Llegamos diez minutos antes de la audiencia final sobre el caso Claude. Diana insistió en que la dejara a una cuadra del juzgado, todavía aferrada a la idea de ocultar nuestra relación. Lo explicaba como una necesidad profesional, un enfrentamiento entre partes opuestas. Yo, aunque no compartía del todo su lógica, acepté. Así que, como dos idiotas perfectamente sincronizados, nos sentamos en nuestros respectivos asientos dentro de la sala, ordenamos los documentos y esperamos a Grach.

La ausencia de los cónyuges no pasó desapercibida. El juez, visiblemente sorprendido, preguntó si habían sido debidamente notificados. Tras asegurarse de que todo estaba en regla, decidió deleitarse con el sonido de su propia voz. Leyó el expediente con entusiasmo académico, adoptando una expresión que pretendía ser solemne e intelectual. Cuando finalmente emitió su veredicto, sentenció el divorcio negando cualquier tipo de compensación para Mónica.

Escuchamos en silencio, sin mover un músculo, asentimos con la cabeza en señal de conformidad y, por debajo de la mesa, intercambiamos miradas cargadas de indirectas que oscilaban entre la complicidad y la burla.

Cuando Grach golpeó ruidosamente con la aldaba de madera, la puerta se abrió y se cerró con un eco seco y amenazador, dando paso a los desaliñados cónyuges que entraron al pasillo con el aplomo de quienes nunca pierden su arrogancia.

—¿Ya nos divorciaron? —rugió Lorenzo, apartándose el pelo que le caía sobre la frente y fulminando al juez con una mirada cargada de desprecio.

—Si no está conforme con la decisión del tribunal, presente una apelación —respondió Grach con frialdad, sin inmutarse ante la provocación.

—¡Al diablo con esto! —espetó Lorenzo con desdén, esbozando una sonrisa torcida—. De todas formas, el fin de semana tendremos una boda en las Maldivas. Registro de matrimonio, ceremonia, todo el paquete. Estás invitado —añadió, girándose hacia mí con tono burlón.

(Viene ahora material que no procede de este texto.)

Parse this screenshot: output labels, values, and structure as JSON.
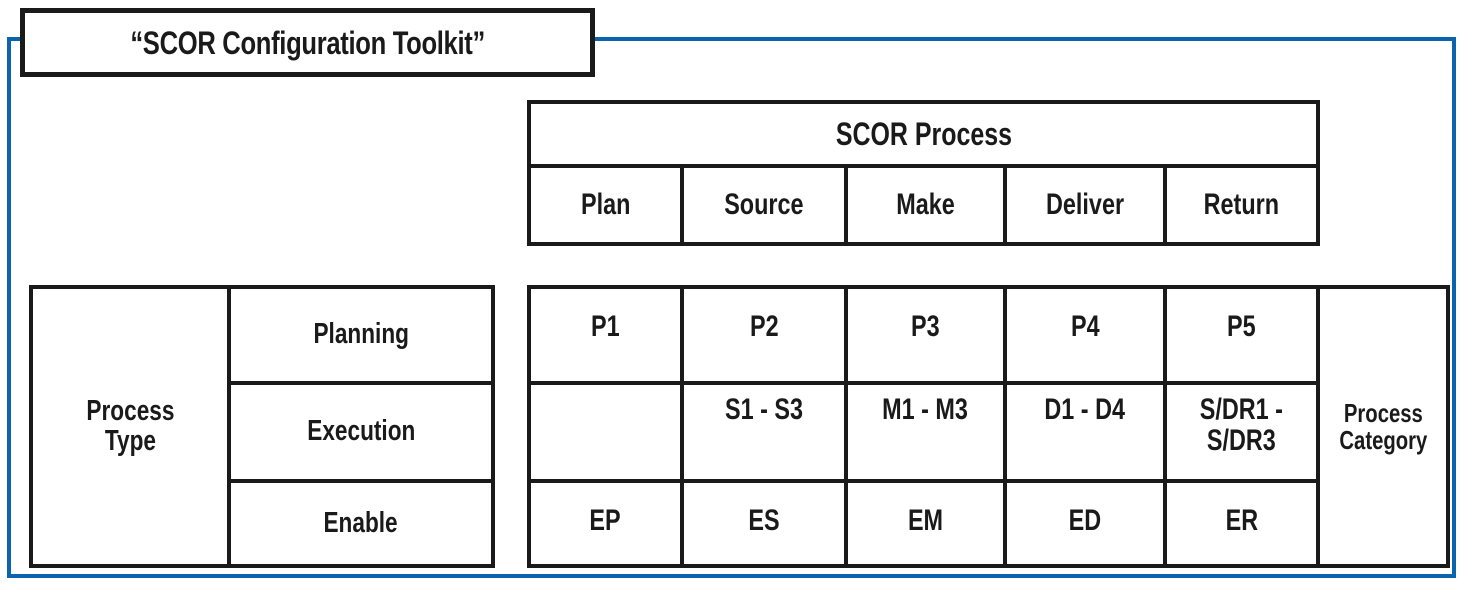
{
  "title": "“SCOR Configuration Toolkit”",
  "colors": {
    "frame_blue": "#0a65ae",
    "line_black": "#1a1a1a",
    "background": "#ffffff"
  },
  "scor_header": {
    "group_label": "SCOR Process",
    "columns": [
      "Plan",
      "Source",
      "Make",
      "Deliver",
      "Return"
    ]
  },
  "process_type": {
    "label": "Process\nType",
    "rows": [
      "Planning",
      "Execution",
      "Enable"
    ]
  },
  "process_category": {
    "label": "Process\nCategory"
  },
  "matrix": {
    "planning": [
      "P1",
      "P2",
      "P3",
      "P4",
      "P5"
    ],
    "execution": [
      "",
      "S1 - S3",
      "M1 - M3",
      "D1 - D4",
      "S/DR1 -\nS/DR3"
    ],
    "enable": [
      "EP",
      "ES",
      "EM",
      "ED",
      "ER"
    ]
  }
}
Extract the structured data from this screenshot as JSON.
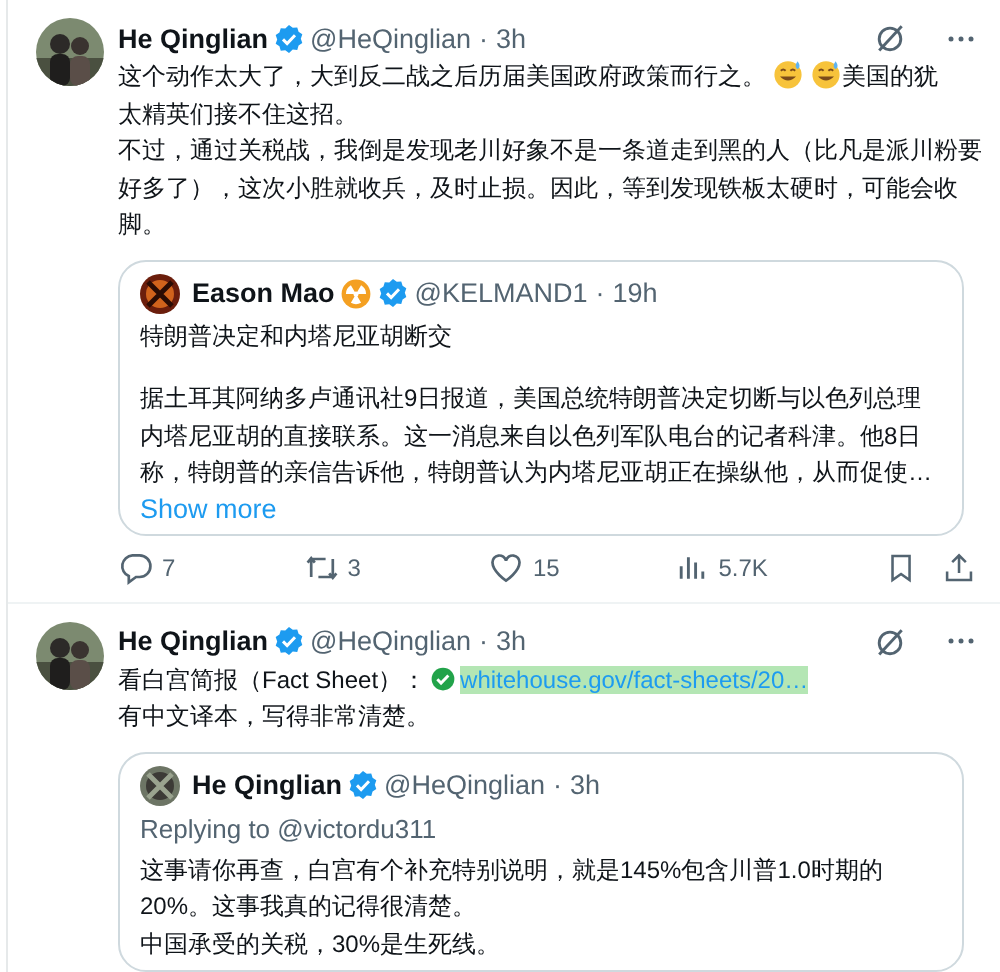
{
  "tweets": [
    {
      "author": {
        "name": "He Qinglian",
        "verified": true,
        "handle": "@HeQinglian",
        "separator": "·",
        "time": "3h"
      },
      "paragraphs": [
        [
          {
            "kind": "text",
            "text": "这个动作太大了，大到反二战之后历届美国政府政策而行之。"
          },
          {
            "kind": "emoji"
          },
          {
            "kind": "emoji"
          },
          {
            "kind": "text",
            "text": "美国的犹"
          },
          {
            "kind": "text",
            "text": "太精英们接不住这招。"
          }
        ],
        [
          {
            "kind": "text",
            "text": "不过，通过关税战，我倒是发现老川好象不是一条道走到黑的人（比凡是派川粉要好多了），这次小胜就收兵，及时止损。因此，等到发现铁板太硬时，可能会收脚。"
          }
        ]
      ],
      "quote": {
        "author": {
          "name": "Eason Mao",
          "emoji_after_name": true,
          "verified": true,
          "handle": "@KELMAND1",
          "separator": "·",
          "time": "19h"
        },
        "blank_line_between_paragraphs": true,
        "paragraphs": [
          [
            {
              "kind": "text",
              "text": "特朗普决定和内塔尼亚胡断交"
            }
          ],
          [
            {
              "kind": "text",
              "text": "据土耳其阿纳多卢通讯社9日报道，美国总统特朗普决定切断与以色列总理内塔尼亚胡的直接联系。这一消息来自以色列军队电台的记者科津。他8日称，特朗普的亲信告诉他，特朗普认为内塔尼亚胡正在操纵他，从而促使…"
            }
          ]
        ],
        "show_more": "Show more"
      },
      "actions": {
        "replies": "7",
        "reposts": "3",
        "likes": "15",
        "views": "5.7K"
      }
    },
    {
      "author": {
        "name": "He Qinglian",
        "verified": true,
        "handle": "@HeQinglian",
        "separator": "·",
        "time": "3h"
      },
      "paragraphs": [
        [
          {
            "kind": "text",
            "text": "看白宫简报（Fact Sheet）："
          },
          {
            "kind": "check"
          },
          {
            "kind": "link",
            "text": "whitehouse.gov/fact-sheets/20…"
          }
        ],
        [
          {
            "kind": "text",
            "text": "有中文译本，写得非常清楚。"
          }
        ]
      ],
      "quote": {
        "author": {
          "name": "He Qinglian",
          "verified": true,
          "handle": "@HeQinglian",
          "separator": "·",
          "time": "3h"
        },
        "replying_to": "Replying to @victordu311",
        "paragraphs": [
          [
            {
              "kind": "text",
              "text": "这事请你再查，白宫有个补充特别说明，就是145%包含川普1.0时期的20%。这事我真的记得很清楚。"
            }
          ],
          [
            {
              "kind": "text",
              "text": "中国承受的关税，30%是生死线。"
            }
          ]
        ]
      }
    }
  ]
}
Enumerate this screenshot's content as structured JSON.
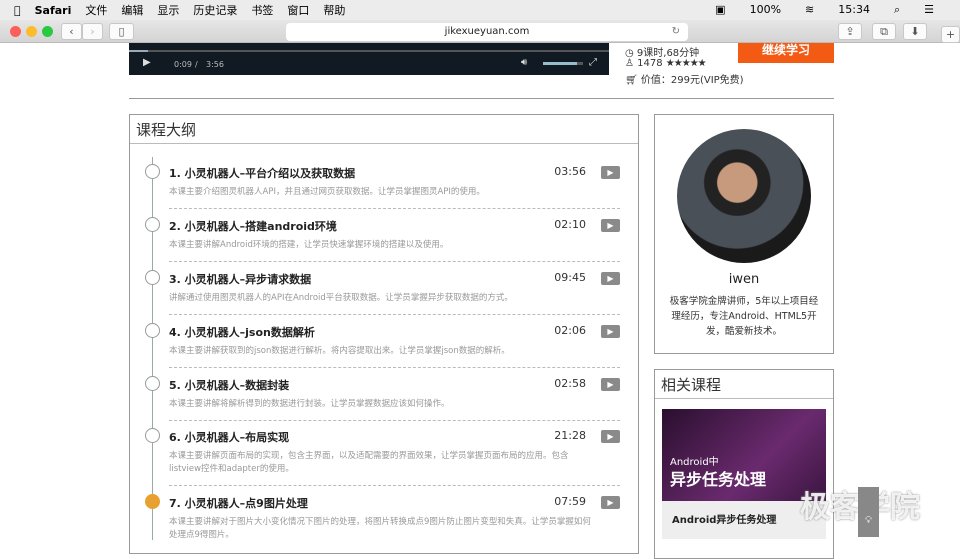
{
  "menubar": {
    "apple": "",
    "app": "Safari",
    "items": [
      "文件",
      "编辑",
      "显示",
      "历史记录",
      "书签",
      "窗口",
      "帮助"
    ],
    "battery": "100%",
    "time": "15:34"
  },
  "browser": {
    "url": "jikexueyuan.com"
  },
  "video": {
    "current": "0:09",
    "separator": "/",
    "duration": "3:56",
    "volume": 0.85,
    "progress": 0.04
  },
  "course_info": {
    "duration": "9课时,68分钟",
    "students": "1478",
    "rating": 5,
    "stars": "★★★★★",
    "price": "价值：299元(VIP免费)",
    "cta": "继续学习"
  },
  "outline": {
    "title": "课程大纲",
    "items": [
      {
        "title": "1. 小灵机器人–平台介绍以及获取数据",
        "duration": "03:56",
        "desc": "本课主要介绍图灵机器人API，并且通过网页获取数据。让学员掌握图灵API的使用。",
        "active": false
      },
      {
        "title": "2. 小灵机器人–搭建android环境",
        "duration": "02:10",
        "desc": "本课主要讲解Android环境的搭建，让学员快速掌握环境的搭建以及使用。",
        "active": false
      },
      {
        "title": "3. 小灵机器人–异步请求数据",
        "duration": "09:45",
        "desc": "讲解通过使用图灵机器人的API在Android平台获取数据。让学员掌握异步获取数据的方式。",
        "active": false
      },
      {
        "title": "4. 小灵机器人–json数据解析",
        "duration": "02:06",
        "desc": "本课主要讲解获取到的json数据进行解析。将内容提取出来。让学员掌握json数据的解析。",
        "active": false
      },
      {
        "title": "5. 小灵机器人–数据封装",
        "duration": "02:58",
        "desc": "本课主要讲解将解析得到的数据进行封装。让学员掌握数据应该如何操作。",
        "active": false
      },
      {
        "title": "6. 小灵机器人–布局实现",
        "duration": "21:28",
        "desc": "本课主要讲解页面布局的实现，包含主界面，以及适配需要的界面效果，让学员掌握页面布局的应用。包含listview控件和adapter的使用。",
        "active": false
      },
      {
        "title": "7. 小灵机器人–点9图片处理",
        "duration": "07:59",
        "desc": "本课主要讲解对于图片大小变化情况下图片的处理，将图片转换成点9图片防止图片变型和失真。让学员掌握如何处理点9得图片。",
        "active": true
      }
    ]
  },
  "teacher": {
    "name": "iwen",
    "bio": "极客学院金牌讲师，5年以上项目经理经历，专注Android、HTML5开发，酷爱新技术。"
  },
  "related": {
    "title": "相关课程",
    "course": {
      "image_subtitle": "Android中",
      "image_title": "异步任务处理",
      "title": "Android异步任务处理"
    }
  },
  "watermark": "极客学院",
  "colors": {
    "accent": "#f35a13",
    "active_lesson": "#e8a030"
  }
}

—Será maravilloso —susurró Mónica con entusiasmo, como si no estuviera en un juzgado sino contando un secreto entre amigas. Se volvió hacia Diana, su rostro iluminado por una felicidad casi teatral—. Imagina: el mar azul, la arena blanca, un arco decorado con flores frescas y un menú exótico. Mi Lorry me ama tanto... —hizo una pausa dramática y adelantó la mano para mostrar un anillo de compromiso desproporcionadamente grande, coronado con un diamante que parecía ocupar la mitad de su palma—. ¿Ves esto? —dijo con voz melosa, pestañeando agradecida hacia su ex y futuro esposo, como si esperara aplausos—. No podría ser más feliz.

—Hoy mismo les enviaré las invitaciones —anunció el radiante novio mientras sujetaba a su risueña novia y, sin perder el entusiasmo, abrió la pesada puerta de un empujón con el pie.

—¡Esto es el colmo! ¡Primero se divorcian y luego se casan! ¡Han convertido el tribunal en un circo! —exclamó Grach, indignado, y salió apresurado, no fuera a comenzar un segundo acto aún más absurdo.

—¿Qué demonios fue eso? —Diana se quedó paralizada, mirando de la puerta abierta hacia mí con incredulidad.

—El proceso ha terminado y el caso está cerrado —respondí, encogiéndome de hombros con indiferencia fingida—. Los Claude, al parecer, comprendieron que están hechos el uno para el otro y decidieron sellar su amor con un nuevo matrimonio. Ya no representamos bandos opuestos, así que propongo celebrar este acontecimiento en un buen restaurante y terminar la noche divirtiéndonos en un club.

—Pero… —Diana intentó protestar.

—Nada de peros —la interrumpí, tomando impulso. La rodeé con mis brazos y la levanté del suelo, intentando girarla con una torpeza deliberada, sin importar lo pequeño del espacio—. A partir de este momento, te nombro oficialmente mi novia, con todas las bonificaciones correspondientes.